CSMs will play an important role in supporting your digital-led strategy. Unlike the Digital CSM, they will be in direct contact with customers and will step in where needed to provide help and guidance.

Key responsibilities:

  • Works one-on-one with customers, guiding them through the customer journey
  • Advocates for the business goals of customers and anticipates how to meet those goals – and how they change over time.

Customer Success Analyst

Data is the lifeblood of a digital-led program. A dedicated Customer Success Analyst helps analyze the behavior of customers across the customer journey and works with data to identify patterns to help reach customer journey milestones.

Key responsibilities:

  • Works with CSMs to identify patterns in behavioral data and to inform strategy.
  • Identifies opportunities and areas of improvement in terms of both customer retention initiatives and identifies trends in customers to help determine improvements to strategy and process.
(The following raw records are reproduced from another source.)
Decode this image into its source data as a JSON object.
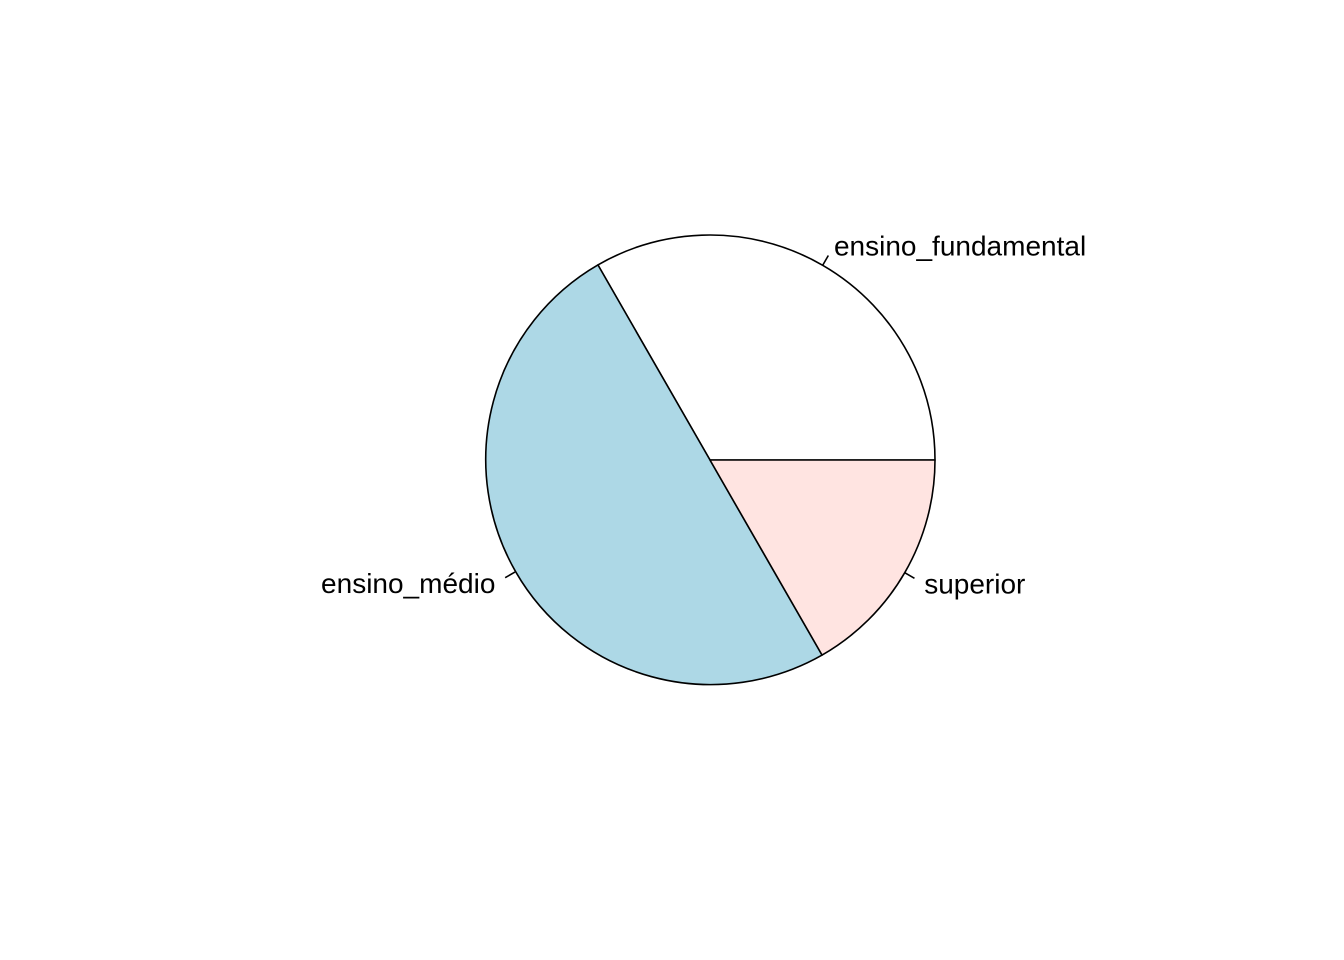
{
  "chart_data": {
    "type": "pie",
    "categories": [
      "ensino_fundamental",
      "ensino_médio",
      "superior"
    ],
    "values": [
      33.3,
      50.0,
      16.7
    ],
    "colors": [
      "#ffffff",
      "#add8e6",
      "#ffe4e1"
    ],
    "start_angle_deg": 0,
    "direction": "counterclockwise",
    "outline_color": "#000000",
    "title": "",
    "legend": "none",
    "grid": false
  }
}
Voice of the Customer Manager

A Voice of the Customer Manager is a strategic relationship builder who balances the needs of stakeholders with the needs of customers.

Key responsibilities:

  • Works with CSMs, Product, Engineering, and Design teams to create and manage mechanisms that connect teams to the voice of customers.
  • Uses quantitative and qualitative data to identify opportunities for new customer-facing features.
  • Scales existing customer insight processes to create a cycle of continuous improvement for products.

Content Creator

A digital-led strategy is fuelled by content. It comes down to getting the right content to your customers at the right time. Having a CS Content Creator on the team that can produce, maintain, and repurpose content will help your content production cycle and you won’t have to rely on content from eg marketing.

Key responsibilities:

  • Works with the Digital CSM to help develop a content strategy across all channels
  • Creates content pieces for the community, knowledge base, and blog
  • Interviews customers, team members, and other stakeholders to create content

Structure starts with ownership

Many CS teams still find themselves trying to justify what exactly it is that you do for the company. And the challenge often is that if you haven’t defined this for the CS function and on a company level – someone else within your organization will (or perhaps they already have). That’s when you start running into issues. Because if you didn’t take ownership of the opportunity to define your own KPIs, that will snowball into other issues, such as defining your team structure. Because how do you define your team structure without clear goals?

Find the KPIs that align with revenue and align with growth. Because if CS can demonstrate that it’s a growth engine, not just a cost center, then it will immediately become more clear not only what your actions are, but what your team should look like to achieve those goals.